L’image, postée le 6 septembre 2025 dans la story Instagram de l’influenceuse d’extrême droite Mila Orriols, que Libération a pu consulter, est peu équivoque : on y voit un tee-shirt siglé «Adidolf», référence à peine voilée à Adidas, sur lequel les trois bandes de la marque ont été remplacées par des bras effectuant des saluts nazis. Selon les informations de StreetPress, confirmées par Libération auprès de l’association, SOS Racisme a déposé dans la foulée une plainte pour «apologie de crime contre l’humanité».
«Il n’y a aucun doute, c’est de l’antisémitisme»
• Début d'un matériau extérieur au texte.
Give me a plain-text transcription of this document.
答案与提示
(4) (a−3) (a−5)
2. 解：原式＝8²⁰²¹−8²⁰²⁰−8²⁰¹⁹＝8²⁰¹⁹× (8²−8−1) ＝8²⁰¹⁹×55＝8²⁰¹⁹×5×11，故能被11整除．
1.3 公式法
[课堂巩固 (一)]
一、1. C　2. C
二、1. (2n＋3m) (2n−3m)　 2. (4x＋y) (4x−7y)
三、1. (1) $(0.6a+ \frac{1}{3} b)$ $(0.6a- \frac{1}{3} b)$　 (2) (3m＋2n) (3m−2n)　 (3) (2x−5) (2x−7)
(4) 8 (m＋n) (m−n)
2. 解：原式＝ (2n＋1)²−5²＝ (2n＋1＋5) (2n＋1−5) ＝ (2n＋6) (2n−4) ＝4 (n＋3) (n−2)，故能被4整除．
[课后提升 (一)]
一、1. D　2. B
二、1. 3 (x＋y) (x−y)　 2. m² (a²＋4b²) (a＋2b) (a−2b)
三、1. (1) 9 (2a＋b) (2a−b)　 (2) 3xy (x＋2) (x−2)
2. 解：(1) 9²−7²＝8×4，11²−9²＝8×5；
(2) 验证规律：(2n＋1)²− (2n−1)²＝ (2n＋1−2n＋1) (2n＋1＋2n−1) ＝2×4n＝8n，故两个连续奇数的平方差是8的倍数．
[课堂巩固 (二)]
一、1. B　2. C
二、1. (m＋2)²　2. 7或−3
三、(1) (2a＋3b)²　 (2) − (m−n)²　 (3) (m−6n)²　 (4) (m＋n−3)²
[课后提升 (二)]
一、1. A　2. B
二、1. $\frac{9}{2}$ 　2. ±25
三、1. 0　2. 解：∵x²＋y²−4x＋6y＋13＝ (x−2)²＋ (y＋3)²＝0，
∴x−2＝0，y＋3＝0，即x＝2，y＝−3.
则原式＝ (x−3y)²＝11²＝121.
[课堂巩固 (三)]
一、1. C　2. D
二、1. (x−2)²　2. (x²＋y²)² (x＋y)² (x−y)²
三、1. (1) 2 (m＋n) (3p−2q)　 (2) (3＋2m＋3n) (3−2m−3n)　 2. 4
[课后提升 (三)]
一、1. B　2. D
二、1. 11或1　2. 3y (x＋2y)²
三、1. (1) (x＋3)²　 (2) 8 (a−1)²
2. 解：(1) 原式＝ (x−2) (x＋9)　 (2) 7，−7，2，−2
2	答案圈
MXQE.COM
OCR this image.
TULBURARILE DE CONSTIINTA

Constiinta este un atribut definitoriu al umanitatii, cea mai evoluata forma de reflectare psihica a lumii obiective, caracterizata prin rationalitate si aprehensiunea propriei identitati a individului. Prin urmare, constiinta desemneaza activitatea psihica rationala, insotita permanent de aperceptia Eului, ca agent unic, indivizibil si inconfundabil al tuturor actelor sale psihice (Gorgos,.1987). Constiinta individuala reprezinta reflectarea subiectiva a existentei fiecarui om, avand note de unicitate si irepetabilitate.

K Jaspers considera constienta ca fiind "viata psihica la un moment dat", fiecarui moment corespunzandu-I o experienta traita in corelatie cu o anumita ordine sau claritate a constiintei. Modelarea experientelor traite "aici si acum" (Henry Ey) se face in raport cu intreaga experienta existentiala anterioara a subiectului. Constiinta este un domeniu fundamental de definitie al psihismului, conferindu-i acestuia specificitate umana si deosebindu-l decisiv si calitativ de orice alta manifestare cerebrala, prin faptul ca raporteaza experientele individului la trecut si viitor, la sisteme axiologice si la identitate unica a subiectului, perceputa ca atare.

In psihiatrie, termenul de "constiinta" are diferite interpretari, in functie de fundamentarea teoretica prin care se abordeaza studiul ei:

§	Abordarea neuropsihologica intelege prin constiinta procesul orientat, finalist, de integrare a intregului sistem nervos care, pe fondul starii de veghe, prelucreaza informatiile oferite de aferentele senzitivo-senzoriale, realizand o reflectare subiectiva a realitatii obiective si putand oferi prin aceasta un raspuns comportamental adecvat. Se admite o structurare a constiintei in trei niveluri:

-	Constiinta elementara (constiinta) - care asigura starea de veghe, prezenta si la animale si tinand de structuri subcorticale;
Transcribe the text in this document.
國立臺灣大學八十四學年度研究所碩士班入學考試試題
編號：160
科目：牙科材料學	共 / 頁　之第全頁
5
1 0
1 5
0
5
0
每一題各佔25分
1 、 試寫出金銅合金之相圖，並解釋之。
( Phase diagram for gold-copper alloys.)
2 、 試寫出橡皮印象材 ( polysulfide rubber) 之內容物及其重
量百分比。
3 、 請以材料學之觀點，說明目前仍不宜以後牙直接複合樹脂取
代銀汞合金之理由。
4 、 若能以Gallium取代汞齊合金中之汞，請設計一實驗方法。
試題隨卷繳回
La story a été diffusée auprès des plus de 59 000 abonnés de la jeune femme de 22 ans, apparue dans le paysage médiatique en 2020 après ses critiques en ligne sur l’islam qui lui ont valu une vague de harcèlement – ce qui est devenu par la suite «l’affaire Mila». Cette dernière est depuis devenue une égérie de l’extrême droite française, active notamment au sein du collectif fémonationaliste Némésis et proche de mouvements néofascistes.
Toujours selon StreetPress, Mila Orriols s’est défendue des intentions que lui prêtent l’association sur Instagram, invoquant une publication humoristique. «Il n’y a aucun doute, c’est de l’antisémitisme, affirme au contraire SOS Racisme auprès de nos confrères. Ce sont toujours les mêmes éléments de langage, alors même qu’ils véhiculent de la haine. Nous ne voyons pas dans quel monde on peut diffuser des visuels nazis, s’en réclamer de l’humour et surtout ne pas être inquiété.»
«Injures publiques à caractère raciste»
L’association précise dans sa plainte que «la jurisprudence a pu considérer que la réalisation d’un salut nazi est constitutive du délit d’apologie de crime contre l’humanité», et que la liberté d’expression telle que protégée par l’article 10 de la Convention européenne des droits de l’homme «connaît des limites dès lors qu’il s’agit d’apologie ou de banalisation de crimes notamment liés au nazisme ou au terrorisme». «Dans de tels cas, ajoute SOS Racisme, l’intention humoristique ne suffit pas à exonérer l’auteur car la valorisation implicite d’idéologies criminelles peut légitimement être sanctionnée par les Etats au nom de la protection de la paix sociale et de la lutte contre la haine.»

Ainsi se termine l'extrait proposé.